Washington Post correspondent Reid (The United States of Europe) explores health-care systems around the world in an effort to understand why the U.S. remains the only first world nation to refuse its citizens universal health care. Neither financial prudence nor concern for the commonweal explains the American position, according to Reid, whose findings divulge that the U.S. not only spends more money on health care than any other nation but also leaves 45 million residents uninsured, allowing about 22,000 to die from easily treatable diseases. Seeking treatment for the flareup of an old shoulder injury, he visits doctors in the U.S., France, Germany, Japan and England—with a stint in an Ayurvedic clinic in India—in a quest for treatment that dovetails with his search for a cure for America's health-care crisis, a narrative device that sometimes feels contrived, but allows him valuable firsthand experience.
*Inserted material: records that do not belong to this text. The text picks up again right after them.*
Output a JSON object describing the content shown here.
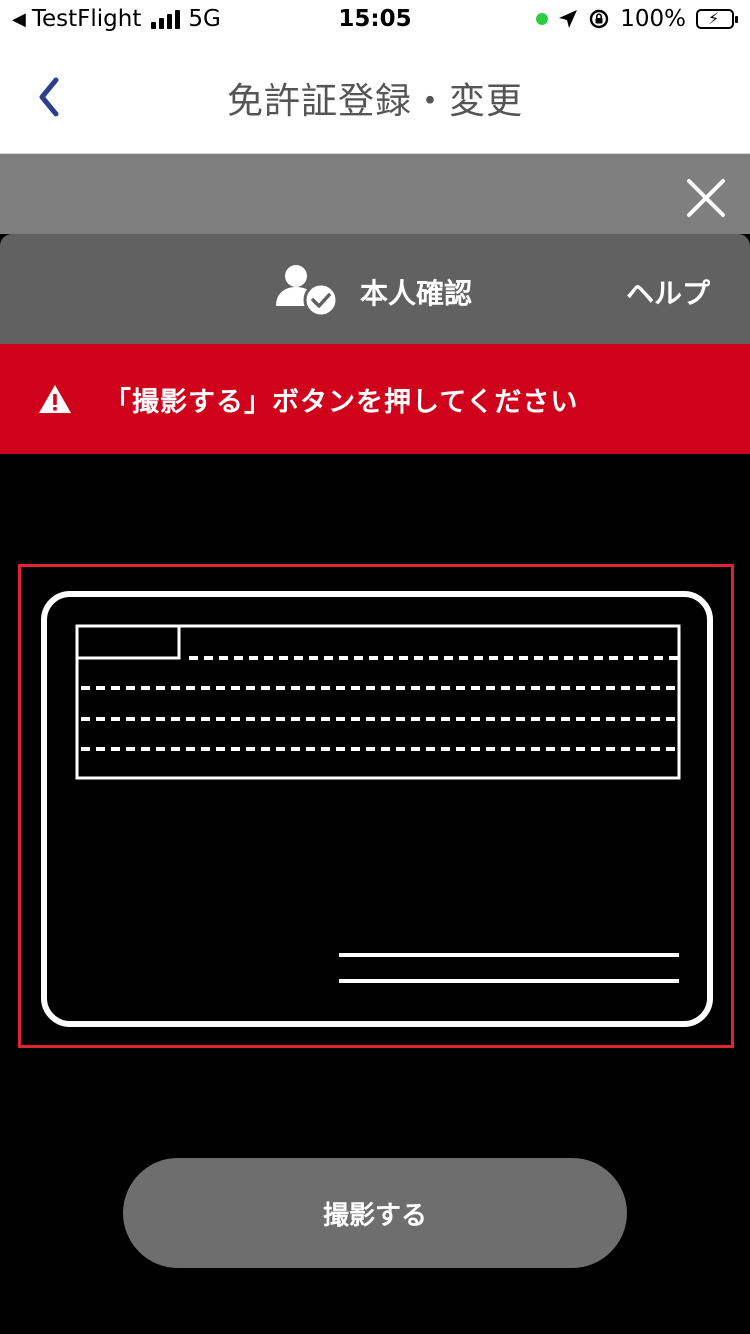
{
  "status_bar": {
    "back_app": "TestFlight",
    "network": "5G",
    "time": "15:05",
    "battery": "100%",
    "icons": [
      "back-arrow-icon",
      "signal-icon",
      "location-icon",
      "rotation-lock-icon",
      "battery-charging-icon"
    ]
  },
  "nav": {
    "title": "免許証登録・変更",
    "back_icon": "chevron-left-icon"
  },
  "verify_bar": {
    "title": "本人確認",
    "help_label": "ヘルプ"
  },
  "alert": {
    "message": "「撮影する」ボタンを押してください"
  },
  "capture_button": {
    "label": "撮影する"
  },
  "colors": {
    "accent_blue": "#2b3f8c",
    "alert_red": "#d0011b",
    "frame_red": "#e0242f",
    "button_gray": "#6e6e6e"
  }
}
For all the scope of his research and his ability to mint neat rebuttals to the common American misconception that universal health care is socialized medicine, Reid neglects to address the elephant in the room: just how are we to sell these changes to the mighty providers and insurers?
Customer Reviews
I bought this book after reading Jacob Weisberg's review in Newsweek. It is the best thing on the subject for the following reasons: 1. It is well written even funny in places. 2. It is very informative. 3. It presents comparative data both as to health outcomes and also ways of paying for health care 4. It is non-partisan, even though by the end one wonders why we Americans are paying so much for health outcomes that are actually worse than any comparable country. 5. It is revealing as to the complexity of the US; for example, I didn't know that as many as 80 million Americans are already covered by systems nearly identical to the British or Canadian, i.e. medicaid, medicare, military, veterans and Department of Indian Affairs - who would have thought that? But 45 million others are not covered at all. Everyone else is covered, more or less, by insurance and so are the Germans, French and Japanese etc. But what a difference in the insurance systems! In the other countries you get insurance just like here EXCEPT THAT 1. you cannot be denied 2. you cannot be cancelled 3. everyone is covered and 4. your premiums are regulated by government which of course is what the entire debate is about. Because here the insurance industry is for profit and the premiums reflect that fact, the amazing fact that US health is the USA's largest industry by far, larger that the State of California, four times larger that the military, in fact US health would be the world's 8th largest country. No wonder the debate is so fierce. This excellent books set it all out readably and comprehensively.